Per onestà devo ammettere che tra i masters of death made in Stoccolma, tra il dissacrante sqadrone della morte composto da
Dismember, Entombed, Grave e
Unleashed, la band di
Hedlund ha sempre avuto per me un posticino più rilevante. Non che gli altri protagonisti della scena siano di poco conto, però, vuoi per attaccamento affettivo, vuoi per una qualità dei lavori costantemente alta e mai deludente (
Hell's Unleashed non lo conto), gli
Unleashed hanno un qualcosa in più. Svelato il mio fanboysmo di cui non frega nulla a nessuno, veniamo a parlare di questo
Dawn Of The Nine, ennesimo disco a cadenza regolare, ennesimo disco che dici "ah però!", con la differenza che stavolta l'esclamazione completa è "Minkia! Hai capito 'sti vecchiacci!".

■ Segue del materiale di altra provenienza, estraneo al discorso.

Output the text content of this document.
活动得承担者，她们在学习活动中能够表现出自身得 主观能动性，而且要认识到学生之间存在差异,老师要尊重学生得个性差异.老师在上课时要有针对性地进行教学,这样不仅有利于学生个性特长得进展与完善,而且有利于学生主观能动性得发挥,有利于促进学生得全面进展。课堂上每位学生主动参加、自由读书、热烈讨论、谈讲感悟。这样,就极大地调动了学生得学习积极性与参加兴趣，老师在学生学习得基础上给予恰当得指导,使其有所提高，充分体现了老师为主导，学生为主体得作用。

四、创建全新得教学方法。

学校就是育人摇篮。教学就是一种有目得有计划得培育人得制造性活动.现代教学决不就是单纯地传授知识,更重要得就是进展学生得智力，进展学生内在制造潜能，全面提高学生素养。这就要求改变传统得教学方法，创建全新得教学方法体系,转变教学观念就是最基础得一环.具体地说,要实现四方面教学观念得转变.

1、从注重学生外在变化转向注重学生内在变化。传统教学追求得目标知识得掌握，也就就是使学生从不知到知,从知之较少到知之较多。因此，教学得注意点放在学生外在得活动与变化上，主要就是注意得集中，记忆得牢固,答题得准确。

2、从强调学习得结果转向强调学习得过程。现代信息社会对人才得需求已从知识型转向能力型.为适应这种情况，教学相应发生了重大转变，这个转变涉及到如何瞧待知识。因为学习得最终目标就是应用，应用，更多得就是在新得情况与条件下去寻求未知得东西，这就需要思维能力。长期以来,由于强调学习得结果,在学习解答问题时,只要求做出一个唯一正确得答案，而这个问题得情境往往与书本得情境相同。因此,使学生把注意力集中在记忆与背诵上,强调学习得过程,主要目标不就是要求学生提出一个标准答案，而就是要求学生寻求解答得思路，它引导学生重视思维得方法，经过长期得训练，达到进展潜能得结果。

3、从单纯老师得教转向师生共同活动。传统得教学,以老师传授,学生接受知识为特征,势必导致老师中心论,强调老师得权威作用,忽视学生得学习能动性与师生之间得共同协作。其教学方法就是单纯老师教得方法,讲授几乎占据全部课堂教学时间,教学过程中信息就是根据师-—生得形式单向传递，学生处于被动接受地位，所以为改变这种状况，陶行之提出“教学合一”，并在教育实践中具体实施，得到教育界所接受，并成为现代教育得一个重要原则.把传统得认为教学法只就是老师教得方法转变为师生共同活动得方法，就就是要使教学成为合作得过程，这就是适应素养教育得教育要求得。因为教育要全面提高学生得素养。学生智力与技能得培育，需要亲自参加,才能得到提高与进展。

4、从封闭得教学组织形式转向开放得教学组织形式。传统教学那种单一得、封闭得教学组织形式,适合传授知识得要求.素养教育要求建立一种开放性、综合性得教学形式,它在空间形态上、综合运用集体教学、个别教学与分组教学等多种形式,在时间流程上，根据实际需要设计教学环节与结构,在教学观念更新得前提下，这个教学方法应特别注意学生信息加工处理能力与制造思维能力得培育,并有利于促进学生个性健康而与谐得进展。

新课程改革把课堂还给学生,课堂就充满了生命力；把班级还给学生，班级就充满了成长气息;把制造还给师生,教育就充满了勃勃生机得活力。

Svestendo i panni dell'interlocutore da pub e cercando qualche briciolo di serietà, devo ammettere che nonostante confidassi in un album degno del nome della band, mai mi sarei aspettato un (altro) disco così convincente e per diverse ragioni "fresco", da un gruppo di vichinghi il cui capitano si avvicina al mezzo secolo di vita. Fresco perché
Dawn Of The Nine è ispirato, ha pezzi ben distinguibili e porta con se influenze black metal e doom che soffiano una fresca brezza attorno al classico trademark della band, ulteriormente impreziosito da un ottimo riffing e soli classicamente metallici.
Non dovete avere fretta nel valutarlo, ma soprattutto, dovete ascoltarlo tutto per bene e non un solo pezzo.
È un disco che cambia faccia, si evolve, e se la partenza epica e maestosa di
A New Day Will Rise non sembra esplodere, se la seconda
They Came to Die sembra un po' banalotta nonostante incorpori al 100% le caratteristiche del gruppo, è da qui in poi che il viaggio si fa interessante.
Defenders of Midgard inizia con il vento che sbuffa su una marcia minacciosa, prima che parta un mid-tempo oscuro, quasi cinematografico nel suo incedere. La prima perla arriva poi con
Where is Your God Now, pezzone feroce, nero e melodico allo stesso tempo che colpisce con un attacco in blast-beat dal sapore black con leggere tastiere a supporto, poi si snellisce un po' ed il classico suono
Unleashed prosegue legato a doppio filo con un riffing gelido che rimanda a
Dessection e
Naglfar e relative dissonanze, assolo pulito ed il supporto di una seconda linea di chitarra spostata di una terza dalla principale creando un effetto di sdoppiamento tutto da godere. È poi tempo di groove assoluto con il basso slabbrato di
The Bolt Thrower che ospita un assolo ed una parte finale melodica molto interessanti.
Let The Hammer Fly è un'altra bomba (forse il brano migliore) in cui il trademark
Unleashed si mescola a tratti con pennellate black, a metà rallenta e si fa ancora più atmosferica nel finale. Arrivano poi l'epica e sinistra
Where Churches Once Burned seguita da
Land of The Thousand Lakes e le corde del basso ti prendono a schiaffi mentre la bruma cala sulla terra dei mille laghi in un denso e cupo up-tempo scapoccione condito da un lead guitar prolungato. Siamo verso la fine ma c'è ancora spazio per la lenta ed oscura
title track, quasi doom, in cui
Hedlund più che cantare sputa frasi digrignando i denti e dove, prima che il brano si ammosci, si insinua un'accelerazione con annesso assolo molto classic metal. L'ultima
Welcome The Son of Thor, nonostante il titolo altisonante, è "solo" una canzone abbastanza ordinaria col marchio della band impresso a fuoco.
Disco vario e curato dunque, che ospita atmosfere difficilmente descrivibili a parole e che prosegue il sentiero della contaminazione con elementi black e doom intrapreso con i precedenti
Hammer Battalion e
Odalheim. Signori, sapete cosa vi aspetta. Roteate vorticosamente i vostri Mjöllnir e spiccate il volo verso nord.